HESM heads into mid-June with a notable analyst-driven tension: a fresh Morgan Stanley downgrade to Underweight arrived just as short sellers were cutting their exposure at the fastest pace in months.
The Street signal that matters most this week came from Morgan Stanley, which on June 10 moved HESM to Underweight — keeping its $38 price target unchanged while stepping down from Equal-Weight. That follows the same analyst cutting the target from $42 to $38 back in May. The direction of travel is unmistakably bearish from one of the market's bellwether voices. Goldman Sachs had already shifted to Sell in April with a $32 target — well below the current $38.58 print — though that target looks aggressive relative to where the stock has held. The broader consensus is cautious: five analysts carry Hold ratings, two have Sell, and no bulls are on record. The mean target cluster in the high $30s offers essentially no upside from current levels, consistent with a Street view that the stock is fairly to slightly richly priced.

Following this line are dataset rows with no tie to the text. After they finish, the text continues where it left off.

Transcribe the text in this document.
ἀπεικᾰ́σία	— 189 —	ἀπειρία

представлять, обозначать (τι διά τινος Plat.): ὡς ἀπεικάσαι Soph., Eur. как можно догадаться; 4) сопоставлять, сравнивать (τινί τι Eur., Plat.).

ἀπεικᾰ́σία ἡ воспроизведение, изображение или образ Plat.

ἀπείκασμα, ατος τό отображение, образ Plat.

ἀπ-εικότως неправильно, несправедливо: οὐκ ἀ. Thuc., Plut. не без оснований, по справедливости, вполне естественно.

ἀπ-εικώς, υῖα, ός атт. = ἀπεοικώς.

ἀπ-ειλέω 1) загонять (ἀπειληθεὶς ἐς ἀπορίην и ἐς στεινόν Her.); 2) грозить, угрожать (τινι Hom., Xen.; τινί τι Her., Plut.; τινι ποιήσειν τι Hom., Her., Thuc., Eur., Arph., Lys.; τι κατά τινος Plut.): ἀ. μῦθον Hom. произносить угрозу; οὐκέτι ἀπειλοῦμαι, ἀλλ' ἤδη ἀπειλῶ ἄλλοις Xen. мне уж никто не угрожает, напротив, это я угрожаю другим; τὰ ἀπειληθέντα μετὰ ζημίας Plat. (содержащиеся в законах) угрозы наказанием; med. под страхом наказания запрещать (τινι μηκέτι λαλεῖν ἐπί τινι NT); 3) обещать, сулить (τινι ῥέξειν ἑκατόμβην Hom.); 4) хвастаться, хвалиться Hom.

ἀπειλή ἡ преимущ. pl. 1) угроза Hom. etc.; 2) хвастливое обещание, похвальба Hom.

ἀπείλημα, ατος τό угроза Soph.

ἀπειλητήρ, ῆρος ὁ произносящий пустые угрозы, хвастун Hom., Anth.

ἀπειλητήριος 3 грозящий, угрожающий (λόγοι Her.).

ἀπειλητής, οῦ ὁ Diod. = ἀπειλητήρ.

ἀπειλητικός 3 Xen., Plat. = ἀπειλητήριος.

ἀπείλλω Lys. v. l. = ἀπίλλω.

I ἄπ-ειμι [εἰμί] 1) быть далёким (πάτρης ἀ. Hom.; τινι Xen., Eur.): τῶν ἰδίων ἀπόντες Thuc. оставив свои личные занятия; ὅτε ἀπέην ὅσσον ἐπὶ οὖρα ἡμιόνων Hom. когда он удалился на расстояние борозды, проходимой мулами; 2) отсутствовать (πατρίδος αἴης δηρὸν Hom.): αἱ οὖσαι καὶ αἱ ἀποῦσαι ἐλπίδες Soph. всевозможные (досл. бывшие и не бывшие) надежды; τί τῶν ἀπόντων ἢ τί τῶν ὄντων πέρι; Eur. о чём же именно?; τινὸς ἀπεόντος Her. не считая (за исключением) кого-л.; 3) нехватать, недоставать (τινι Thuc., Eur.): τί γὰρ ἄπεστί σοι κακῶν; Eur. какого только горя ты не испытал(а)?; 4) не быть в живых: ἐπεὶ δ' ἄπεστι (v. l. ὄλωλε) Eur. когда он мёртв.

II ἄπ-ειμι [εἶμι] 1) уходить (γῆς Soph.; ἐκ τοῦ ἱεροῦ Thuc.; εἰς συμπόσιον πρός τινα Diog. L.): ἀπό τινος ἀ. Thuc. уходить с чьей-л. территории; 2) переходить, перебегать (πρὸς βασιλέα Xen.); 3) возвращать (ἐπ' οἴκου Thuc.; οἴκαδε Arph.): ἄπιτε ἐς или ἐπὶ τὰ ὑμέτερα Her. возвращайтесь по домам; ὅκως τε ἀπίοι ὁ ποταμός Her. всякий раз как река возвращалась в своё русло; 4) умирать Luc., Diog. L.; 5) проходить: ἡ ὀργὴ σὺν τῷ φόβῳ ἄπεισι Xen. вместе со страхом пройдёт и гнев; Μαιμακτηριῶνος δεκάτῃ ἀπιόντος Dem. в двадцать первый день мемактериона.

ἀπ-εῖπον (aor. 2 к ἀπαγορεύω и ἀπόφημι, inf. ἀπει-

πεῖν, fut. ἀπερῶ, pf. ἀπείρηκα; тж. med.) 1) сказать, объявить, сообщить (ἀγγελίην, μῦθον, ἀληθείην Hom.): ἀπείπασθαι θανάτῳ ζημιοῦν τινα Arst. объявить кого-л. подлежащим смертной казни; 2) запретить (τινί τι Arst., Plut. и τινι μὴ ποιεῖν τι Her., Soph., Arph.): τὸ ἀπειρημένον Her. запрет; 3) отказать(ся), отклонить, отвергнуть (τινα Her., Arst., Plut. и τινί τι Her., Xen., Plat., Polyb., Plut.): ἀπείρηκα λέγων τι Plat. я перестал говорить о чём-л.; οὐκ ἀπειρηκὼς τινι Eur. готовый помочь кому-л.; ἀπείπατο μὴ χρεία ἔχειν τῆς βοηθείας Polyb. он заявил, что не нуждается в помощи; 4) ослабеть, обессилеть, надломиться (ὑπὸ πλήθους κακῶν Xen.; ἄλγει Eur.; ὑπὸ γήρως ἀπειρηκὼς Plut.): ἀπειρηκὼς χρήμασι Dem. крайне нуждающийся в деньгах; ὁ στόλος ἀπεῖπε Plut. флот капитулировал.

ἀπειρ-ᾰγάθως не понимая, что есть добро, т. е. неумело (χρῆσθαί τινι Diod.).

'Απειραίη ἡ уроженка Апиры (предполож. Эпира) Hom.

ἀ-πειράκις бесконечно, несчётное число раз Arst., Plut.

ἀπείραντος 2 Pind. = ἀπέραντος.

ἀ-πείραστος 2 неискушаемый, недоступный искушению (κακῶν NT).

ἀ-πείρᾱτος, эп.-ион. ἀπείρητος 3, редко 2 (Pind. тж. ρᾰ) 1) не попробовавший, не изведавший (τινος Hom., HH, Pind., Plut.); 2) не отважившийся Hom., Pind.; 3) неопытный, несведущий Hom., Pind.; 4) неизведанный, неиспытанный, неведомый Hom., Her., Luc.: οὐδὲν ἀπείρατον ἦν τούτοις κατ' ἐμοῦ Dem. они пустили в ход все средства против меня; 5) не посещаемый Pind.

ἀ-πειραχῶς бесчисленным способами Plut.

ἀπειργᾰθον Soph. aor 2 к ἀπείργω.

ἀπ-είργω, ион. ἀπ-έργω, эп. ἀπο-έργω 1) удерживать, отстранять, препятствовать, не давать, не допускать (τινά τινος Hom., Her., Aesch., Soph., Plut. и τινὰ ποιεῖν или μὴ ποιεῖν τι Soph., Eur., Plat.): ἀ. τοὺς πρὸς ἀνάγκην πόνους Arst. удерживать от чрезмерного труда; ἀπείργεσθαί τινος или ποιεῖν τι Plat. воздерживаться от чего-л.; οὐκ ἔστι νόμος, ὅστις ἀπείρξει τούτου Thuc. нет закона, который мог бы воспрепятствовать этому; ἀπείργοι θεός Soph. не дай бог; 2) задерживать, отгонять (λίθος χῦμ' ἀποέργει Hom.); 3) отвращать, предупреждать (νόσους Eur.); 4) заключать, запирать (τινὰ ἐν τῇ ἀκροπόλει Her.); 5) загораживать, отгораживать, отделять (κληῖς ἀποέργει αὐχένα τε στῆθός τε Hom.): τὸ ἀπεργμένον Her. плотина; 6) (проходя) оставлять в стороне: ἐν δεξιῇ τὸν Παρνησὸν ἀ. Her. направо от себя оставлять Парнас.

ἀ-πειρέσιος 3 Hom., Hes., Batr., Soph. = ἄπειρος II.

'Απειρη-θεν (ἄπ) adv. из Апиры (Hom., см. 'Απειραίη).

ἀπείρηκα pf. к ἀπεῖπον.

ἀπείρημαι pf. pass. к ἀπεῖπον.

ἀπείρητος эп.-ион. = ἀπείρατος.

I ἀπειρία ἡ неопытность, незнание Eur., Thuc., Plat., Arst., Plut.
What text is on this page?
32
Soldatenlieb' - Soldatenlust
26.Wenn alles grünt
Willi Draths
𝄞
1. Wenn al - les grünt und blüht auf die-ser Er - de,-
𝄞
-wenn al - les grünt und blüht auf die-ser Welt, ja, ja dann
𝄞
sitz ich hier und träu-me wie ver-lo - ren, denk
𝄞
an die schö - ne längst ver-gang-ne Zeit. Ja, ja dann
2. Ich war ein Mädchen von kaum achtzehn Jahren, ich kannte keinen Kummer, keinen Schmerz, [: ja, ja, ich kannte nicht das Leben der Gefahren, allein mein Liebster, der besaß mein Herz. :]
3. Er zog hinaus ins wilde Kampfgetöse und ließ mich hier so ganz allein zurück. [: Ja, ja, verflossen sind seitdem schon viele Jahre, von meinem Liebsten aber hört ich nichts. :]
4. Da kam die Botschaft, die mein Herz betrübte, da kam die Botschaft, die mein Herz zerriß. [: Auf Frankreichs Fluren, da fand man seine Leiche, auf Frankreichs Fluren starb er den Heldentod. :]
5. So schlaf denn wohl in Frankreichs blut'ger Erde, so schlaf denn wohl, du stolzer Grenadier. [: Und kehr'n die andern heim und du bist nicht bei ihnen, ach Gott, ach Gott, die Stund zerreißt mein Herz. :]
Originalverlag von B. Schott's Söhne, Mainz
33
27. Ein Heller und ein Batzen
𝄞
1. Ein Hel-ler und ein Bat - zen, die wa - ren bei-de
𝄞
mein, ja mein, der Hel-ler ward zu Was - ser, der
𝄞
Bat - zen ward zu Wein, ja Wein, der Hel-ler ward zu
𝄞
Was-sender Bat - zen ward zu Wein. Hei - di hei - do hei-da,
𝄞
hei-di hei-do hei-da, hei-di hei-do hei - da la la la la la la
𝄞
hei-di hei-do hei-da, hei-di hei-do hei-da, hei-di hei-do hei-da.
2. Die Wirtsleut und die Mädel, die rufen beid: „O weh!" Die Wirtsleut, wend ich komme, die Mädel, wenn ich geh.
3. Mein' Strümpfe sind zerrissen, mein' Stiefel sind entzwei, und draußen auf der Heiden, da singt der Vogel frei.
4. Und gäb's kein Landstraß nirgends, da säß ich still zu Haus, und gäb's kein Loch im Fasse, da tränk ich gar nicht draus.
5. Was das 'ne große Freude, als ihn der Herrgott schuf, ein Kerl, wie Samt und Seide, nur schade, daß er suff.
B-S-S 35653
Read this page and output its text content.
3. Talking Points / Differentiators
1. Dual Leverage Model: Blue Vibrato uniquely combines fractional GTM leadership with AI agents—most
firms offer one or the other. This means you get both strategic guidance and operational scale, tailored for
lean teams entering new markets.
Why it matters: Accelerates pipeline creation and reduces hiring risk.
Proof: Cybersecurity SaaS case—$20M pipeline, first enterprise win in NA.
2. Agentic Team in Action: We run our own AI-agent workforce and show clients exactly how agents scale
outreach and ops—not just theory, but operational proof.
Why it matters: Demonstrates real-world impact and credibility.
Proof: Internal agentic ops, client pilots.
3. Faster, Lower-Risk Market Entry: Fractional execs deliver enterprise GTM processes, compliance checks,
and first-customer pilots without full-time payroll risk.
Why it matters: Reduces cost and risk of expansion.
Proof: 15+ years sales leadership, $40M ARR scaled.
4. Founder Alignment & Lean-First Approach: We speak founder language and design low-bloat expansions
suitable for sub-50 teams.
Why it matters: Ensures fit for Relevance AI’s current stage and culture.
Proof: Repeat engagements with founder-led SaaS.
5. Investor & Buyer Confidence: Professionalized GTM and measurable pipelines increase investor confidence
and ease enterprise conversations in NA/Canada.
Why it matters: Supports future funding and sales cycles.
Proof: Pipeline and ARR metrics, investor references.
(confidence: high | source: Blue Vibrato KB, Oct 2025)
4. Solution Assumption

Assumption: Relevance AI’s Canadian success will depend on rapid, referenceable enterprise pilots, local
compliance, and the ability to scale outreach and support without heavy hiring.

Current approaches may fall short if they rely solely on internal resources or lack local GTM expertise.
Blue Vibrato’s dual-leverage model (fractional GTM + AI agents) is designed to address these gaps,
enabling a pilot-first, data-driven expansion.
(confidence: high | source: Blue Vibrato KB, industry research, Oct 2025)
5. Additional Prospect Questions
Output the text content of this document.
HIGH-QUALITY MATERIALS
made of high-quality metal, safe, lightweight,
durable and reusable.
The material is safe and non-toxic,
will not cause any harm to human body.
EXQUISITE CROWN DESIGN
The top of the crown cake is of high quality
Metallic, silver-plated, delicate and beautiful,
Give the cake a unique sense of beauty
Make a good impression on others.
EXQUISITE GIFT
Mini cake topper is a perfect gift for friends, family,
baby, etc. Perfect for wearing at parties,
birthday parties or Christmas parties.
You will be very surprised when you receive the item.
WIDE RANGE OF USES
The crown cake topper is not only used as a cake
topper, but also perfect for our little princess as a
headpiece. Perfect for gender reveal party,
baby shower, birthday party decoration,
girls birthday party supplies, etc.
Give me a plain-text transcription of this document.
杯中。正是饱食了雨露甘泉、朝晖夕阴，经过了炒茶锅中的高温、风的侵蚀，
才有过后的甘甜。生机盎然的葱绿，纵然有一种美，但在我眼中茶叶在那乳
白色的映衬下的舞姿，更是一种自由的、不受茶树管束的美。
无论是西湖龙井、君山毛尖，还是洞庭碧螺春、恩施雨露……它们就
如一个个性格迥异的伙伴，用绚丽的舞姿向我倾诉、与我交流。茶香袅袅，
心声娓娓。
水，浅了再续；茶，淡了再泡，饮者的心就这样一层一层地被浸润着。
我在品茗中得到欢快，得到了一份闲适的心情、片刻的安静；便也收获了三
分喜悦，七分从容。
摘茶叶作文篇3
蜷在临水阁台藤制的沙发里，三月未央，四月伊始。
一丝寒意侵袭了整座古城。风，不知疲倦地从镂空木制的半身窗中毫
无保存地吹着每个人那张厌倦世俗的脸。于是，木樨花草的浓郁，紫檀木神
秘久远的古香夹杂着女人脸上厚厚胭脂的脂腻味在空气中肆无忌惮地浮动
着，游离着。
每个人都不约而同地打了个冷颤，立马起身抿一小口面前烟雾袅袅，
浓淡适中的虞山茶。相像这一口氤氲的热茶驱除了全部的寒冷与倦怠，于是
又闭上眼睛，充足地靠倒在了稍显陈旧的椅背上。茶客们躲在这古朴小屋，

What makes the Morgan Stanley timing awkward is that short sellers appear to be drawing the opposite conclusion. Short interest dropped sharply — 14.5% in a single session on June 9, and 16.5% on the week — bringing the short position down to 5.5% of the free float from roughly 6.5%. That's a meaningful unwind over a short period. Covering, not adding, is the current short-side posture. Borrow conditions reinforce the view that there's no urgency among bears: cost to borrow is running just under 0.43%, a low reading that eased further over the week. Availability remains very comfortable at around 611% of short interest — lenders have far more shares to place than are currently borrowed. The ORTEX short score has also fallen from just above 50 to 46 over the past week, reflecting the reduced short pressure.
Options positioning leans constructive rather than cautious. The put/call ratio is 0.31, modestly below its 20-day average of 0.33, sitting closer to the 52-week low of 0.18 than the high of 0.79. That's a market leaning into calls, not hedging with puts — a gentle but consistent tilt toward upside participation. Taken together, the positioning picture is notably at odds with the analyst tone: shorts are retreating and options traders are relaxed even as the Street turns more negative.
On valuation, HESM trades at roughly 13.3x trailing earnings and 6.8x EV/EBITDA. The EV/EBITDA multiple has drifted lower over the past 30 days, a modest compression in line with the subdued throughput backdrop flagged in the May earnings note — Q1 distributable cash flow came in at $87 million, down 8% year-on-year. The dividend score ranks at the top of the universe (100th percentile), which is the stock's clearest fundamental anchor; the EV/EBIT factor also ranks in the 74th percentile, suggesting the enterprise valuation is not stretched on that metric. Momentum and forward earnings estimates are the weakest pillars — the 12-month forward EPS growth rank is just 15th percentile, and earnings momentum over 90 days is similarly subdued.
Institutional ownership is broadly stable. ALPS Advisors holds roughly 24% of shares, a dominant position typical for an MLP-focused ETF complex. Harvest Fund Advisors added over four million shares in Q1, becoming the second-largest holder. BNY Mellon's ETF arm added nearly 900,000 shares into June 1. The ownership base is largely passive and income-oriented — not a crowd likely to rotate quickly on a single analyst downgrade.
The next earnings print is scheduled for July 29. With the Morgan Stanley downgrade now on record at a target essentially at current prices, and short sellers actively cutting, the question heading into that report is whether production headwinds at parent Hess have stabilised enough to defend the distribution — or whether cash flow trends give the bears fresh material to work with.